The Philippine government is on a crusade to silence Rappler, a pioneering news website that has challenged the government's policies and claims.

Posted Updated

Brian Stelter
, CNN Business
CNN — The Philippine government is on a crusade to silence Rappler, a pioneering news website that has challenged the government's policies and claims.

Here's what you need to know about the website and the charges:

Who is at the center of the story?

Maria Ressa is the founder and executive editor of Rappler. She worked with several colleagues to launch the website in Manila in 2012. Ressa's work and bravery has been heralded by press freedom organizations all around the world, including the Committee to Protect Journalists and the World Association of Newspapers and News Publishers.

The other figure at the center of this story is the country's president, Rodrigo Duterte, who has been harshly critical of journalists.

Ressa and Rappler have been targeted by authorities in the Philippines for more than a year.
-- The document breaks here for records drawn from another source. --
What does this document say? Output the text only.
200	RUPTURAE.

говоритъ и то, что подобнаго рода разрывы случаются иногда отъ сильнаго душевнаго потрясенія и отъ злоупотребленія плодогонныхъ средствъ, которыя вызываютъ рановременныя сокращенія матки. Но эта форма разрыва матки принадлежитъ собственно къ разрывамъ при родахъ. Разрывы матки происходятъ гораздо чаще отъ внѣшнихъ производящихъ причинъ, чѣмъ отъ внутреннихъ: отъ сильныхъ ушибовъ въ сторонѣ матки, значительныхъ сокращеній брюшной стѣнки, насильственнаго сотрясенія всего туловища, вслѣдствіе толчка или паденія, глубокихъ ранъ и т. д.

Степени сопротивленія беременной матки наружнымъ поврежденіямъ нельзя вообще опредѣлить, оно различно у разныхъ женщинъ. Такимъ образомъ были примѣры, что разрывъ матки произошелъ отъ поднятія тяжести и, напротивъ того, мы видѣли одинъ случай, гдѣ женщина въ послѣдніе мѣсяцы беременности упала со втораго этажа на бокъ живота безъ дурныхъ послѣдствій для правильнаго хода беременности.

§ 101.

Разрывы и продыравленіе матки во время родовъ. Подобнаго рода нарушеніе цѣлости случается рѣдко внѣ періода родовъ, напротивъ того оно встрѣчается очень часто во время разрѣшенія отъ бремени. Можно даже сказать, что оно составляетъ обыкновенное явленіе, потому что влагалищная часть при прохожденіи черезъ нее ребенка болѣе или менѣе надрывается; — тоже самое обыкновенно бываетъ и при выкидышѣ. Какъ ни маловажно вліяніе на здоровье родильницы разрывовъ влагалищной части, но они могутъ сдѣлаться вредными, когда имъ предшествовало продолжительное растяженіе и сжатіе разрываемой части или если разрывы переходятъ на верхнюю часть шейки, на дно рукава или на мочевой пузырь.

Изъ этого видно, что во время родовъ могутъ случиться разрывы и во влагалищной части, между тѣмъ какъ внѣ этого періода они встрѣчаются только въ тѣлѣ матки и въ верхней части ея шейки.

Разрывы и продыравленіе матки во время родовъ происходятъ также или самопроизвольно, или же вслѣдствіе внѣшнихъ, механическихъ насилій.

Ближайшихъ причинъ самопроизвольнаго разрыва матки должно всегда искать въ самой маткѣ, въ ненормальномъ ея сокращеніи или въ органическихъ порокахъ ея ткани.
She says "they want to intimidate us into stopping the stories we're doing."

What does Rappler do?

Rappler calls itself "independent journalism with impact." The website covers a wide range of stories, from politics to entertainment to sports, with a focus on news for Filipinos. The site is free to access, but it also has a paid membership program for people who want to support the site.

The site lists five principles: "We reimagine a better future for journalism and society. We protect public interest above all other interests. We celebrate the good and unmask the bad. We are transparent, accountable, and consistent. We ask, we explain, we investigate."

How has the government reacted to Rappler?

The Philippines has a checkered record when it comes to freedom of the press. The government has "developed several methods for pressuring and silencing journalists who criticize Duterte's notorious 'war on drugs,'" according to Reporters Without Borders. Some of those methods have been applied against Rappler. Since Duterte took office in 2016, the country's ranking on the World Press Freedom Index fell to No. 133 out of 180 countries.

The Philippine government revoked Rappler's operating license in January 2018. Multiple criminal charges were filed against the site later in the year. For now, the Rappler staff continues to report and publish the news.

What are the charges?

"There are six or seven different cases," Ressa explained in an interview on CNN last November. "This particular one which the government said they would indict me and Rappler on is tax evasion. Essentially they reclassified Rappler from being a journalist organization to a dealer in securities or a stockbroker. And then they said 'You owe us all these taxes who haven't paid.'" Rappler's lawyers have been fighting the charges in court.

When was Ressa arrested?

On Wednesday, February 13, in another escalation of the matter, Ressa was arrested for "cyber libel." The story on Rappler's homepage said "the arrest is in connection with a story published by Rappler in May 2012 -- or 4 months before the law that Maria Ressa and researcher Reynaldo Santos Jr allegedly violated was enacted."

Why does Rappler believe it has been targeted?

Ressa describes it as political harassment. "We're focused on the drug war that has brutally killed --the police claim 5,000 people -- but human rights groups go to tens of thousands. The exact number, we have no idea," she said.

Duterte made a campaign promise to crack down hard on crime, but his brutal drug war -- which, according to Human Rights Watch, has killed 12,000 people -- has drawn international scorn.

How is Facebook involved?

Ressa believes that "exponential lies on social media" have emboldened the government to crack down on journalists in her country. She has been outspoken about Facebook being "weaponized." The social network helped Rappler gain audience and attention when it launched, but she noticed that "lies" about Rappler were seeded on social media and then used to form the "basis of the cases that the government filed against us."